Doter les écoles rurales d’équipements numériques modernes, former les enseignants, éveiller les élèves à la programmation et à la robotique : c’est l’ambition de la 2ᵉ phase du projet "Classes connectées Dir iddik". Le programme vise à équiper 100 écoles et permettre à plus de 30.000 élèves de bénéficier d’un environnement d’apprentissage connecté.
Pour bâtir une société numérique inclusive, il faut commencer là où tout se construit : à l’école. Une école connectée, c’est un enfant mieux préparé au monde de demain. C’est aussi une école qui n’exclut pas. Une école où la technologie devient un levier d’égalité.
C’est cette conviction que partagent le ministère de l’Éducation nationale, la Fondation Al Mada ainsi qu’inwi, partenaire technologique du programme. Le 4 juin 2025, à l’école Ouled Abdoun, dans la province de Fqih Bensalah, ils ont donné le coup d’envoi officiel de la deuxième phase du programme "Classes connectées Dir iddik", avec la signature d’une convention de partenariat entre le ministère et la Fondation.

Renforcer l’équité scolaire grâce au digital
Parmi les messages portés par le ministre de l’Éducation nationale, du préscolaire et des sports, Mohamed Saad Berrada : "Une école connectée est une école qui ne laisse aucun élève derrière, elle donne à chaque enfant, où qu’il soit, les mêmes chances de réussir". Il a précisé que l’ambition du ministère est de "fournir à chaque élève, où qu’il soit, des outils adaptés à son époque : connectivité, équipements, et demain, intelligence artificielle pour personnaliser les parcours d’apprentissage".
De son côté, Hassan Ouriagli, président de la Fondation Al Mada, a souligné que le digital est un catalyseur de transformation. Il permet de repenser l’école en profondeur, en créant des environnements d’apprentissage modernes, interactifs et réellement inclusifs.
Cette vision partagée se traduit déjà sur le terrain : une trentaine d’écoles ont été équipées lors de la première phase. La nouvelle étape ne s’arrête pas aux équipements. Elle mise aussi sur le renforcement des compétences pédagogiques aussi bien chez les enseignants que chez les élèves.
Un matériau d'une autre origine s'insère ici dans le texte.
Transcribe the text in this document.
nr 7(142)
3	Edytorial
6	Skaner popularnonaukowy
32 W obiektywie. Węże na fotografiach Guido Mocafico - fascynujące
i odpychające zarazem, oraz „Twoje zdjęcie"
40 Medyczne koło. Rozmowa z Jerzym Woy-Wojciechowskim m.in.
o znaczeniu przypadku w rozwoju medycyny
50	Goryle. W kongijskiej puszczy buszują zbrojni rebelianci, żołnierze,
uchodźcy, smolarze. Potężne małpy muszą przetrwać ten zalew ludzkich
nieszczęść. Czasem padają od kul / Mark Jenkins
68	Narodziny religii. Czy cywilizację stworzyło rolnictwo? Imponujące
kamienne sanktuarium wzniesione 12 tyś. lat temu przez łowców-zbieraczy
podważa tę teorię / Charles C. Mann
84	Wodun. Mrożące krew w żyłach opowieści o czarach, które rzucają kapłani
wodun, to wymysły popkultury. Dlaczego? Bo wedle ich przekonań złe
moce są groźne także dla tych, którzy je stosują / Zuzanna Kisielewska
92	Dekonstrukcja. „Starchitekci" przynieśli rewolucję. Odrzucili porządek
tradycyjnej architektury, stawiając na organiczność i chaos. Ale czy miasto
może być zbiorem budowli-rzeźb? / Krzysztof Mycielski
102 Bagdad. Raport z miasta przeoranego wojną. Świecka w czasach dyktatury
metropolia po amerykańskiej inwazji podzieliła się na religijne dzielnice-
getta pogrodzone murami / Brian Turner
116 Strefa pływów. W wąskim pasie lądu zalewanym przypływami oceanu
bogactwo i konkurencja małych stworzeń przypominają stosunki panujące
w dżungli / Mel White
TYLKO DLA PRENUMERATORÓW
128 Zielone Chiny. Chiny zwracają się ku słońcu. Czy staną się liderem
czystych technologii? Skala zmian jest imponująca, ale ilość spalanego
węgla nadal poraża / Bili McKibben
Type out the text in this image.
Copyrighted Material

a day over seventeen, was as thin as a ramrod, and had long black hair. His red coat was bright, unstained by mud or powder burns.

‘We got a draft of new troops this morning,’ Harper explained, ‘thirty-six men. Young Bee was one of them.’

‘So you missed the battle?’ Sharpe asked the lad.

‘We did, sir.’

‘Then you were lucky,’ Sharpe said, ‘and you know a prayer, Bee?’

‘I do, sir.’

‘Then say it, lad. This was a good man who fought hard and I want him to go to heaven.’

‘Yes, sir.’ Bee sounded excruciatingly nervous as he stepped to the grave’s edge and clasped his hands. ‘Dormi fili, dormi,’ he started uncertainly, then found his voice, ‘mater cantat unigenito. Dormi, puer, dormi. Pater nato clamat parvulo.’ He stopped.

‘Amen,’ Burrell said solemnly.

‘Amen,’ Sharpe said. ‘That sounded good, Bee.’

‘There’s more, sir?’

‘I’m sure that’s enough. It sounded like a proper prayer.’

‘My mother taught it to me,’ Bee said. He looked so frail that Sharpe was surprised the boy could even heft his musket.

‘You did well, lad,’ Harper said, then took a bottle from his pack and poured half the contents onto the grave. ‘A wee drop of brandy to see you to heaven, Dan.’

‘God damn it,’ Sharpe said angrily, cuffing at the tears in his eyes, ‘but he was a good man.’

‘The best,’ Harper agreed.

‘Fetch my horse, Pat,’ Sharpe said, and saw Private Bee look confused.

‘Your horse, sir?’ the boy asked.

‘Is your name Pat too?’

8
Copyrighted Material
Pour les enseignants, des formations à la pédagogie active et aux usages du numérique sont proposées dans le cadre de la Caravane Coding pour tous, portée par le ministère.
Pour les élèves, une initiation progressive au numérique commence dès la première année du primaire, avec l’introduction de la programmation et de la robotique dans les deux dernières années du cycle.
Deux classes connectées, deux expériences complémentaires
L’école Ouled Abdoun illustre déjà concrètement ce que permet une classe connectée. Deux espaces d’apprentissage y ont été mis en place :
- Une classe pluridisciplinaire avec écran interactif connecté à Internet.
Dans cette classe, les cours de mathématiques, de sciences, d'arabe, de français ou d'éducation islamique prennent une nouvelle dimension. L’enseignant peut projeter du contenu, interagir avec les élèves, suivre les progrès de chacun en temps réel.
"En cours d’éducation islamique, par exemple, nous pouvons projeter une vidéo YouTube pour apprendre les règles de tajwid du Coran. Cela permet aux élèves de mieux comprendre et d’être plus engagés", explique un enseignant.
Cette technologie ne remplace pas le lien humain, elle le renforce. Elle rend l’enseignement plus vivant, participatif et personnalisé.
- Le second espace est une salle dédiée à la robotique et à la programmation.
Les élèves, dans les deux dernières années du primaire, y découvrent les bases de l’informatique. Grâce aux kits Vex GO et aux logiciels VexCode, un environnement visuel de programmation par blocs, ils apprennent à assembler des robots, à les programmer depuis un ordinateur, puis à les faire bouger selon des instructions qu’ils conçoivent eux-mêmes.
Dans cette classe, c’est une véritable initiation pour tous. Ils commencent par apprendre à manipuler une souris, ouvrir un fichier Word, comprendre la logique d’un enchaînement de commandes. Et en l’espace de quelques mois, ils deviennent capables de programmer seuls.
En fin d’année, chaque groupe de deux ou trois élèves présente un projet de programmation autonome : jeu interactif, robot mobile…
Voir ces enfants s’approprier les outils technologiques avec une telle aisance, dès le primaire, c’est bien plus qu’un simple apprentissage. C’est leur donner une longueur d’avance, les préparer concrètement aux métiers de demain, et leur dire, très clairement, qu’ils ont toute leur place dans le monde numérique à venir.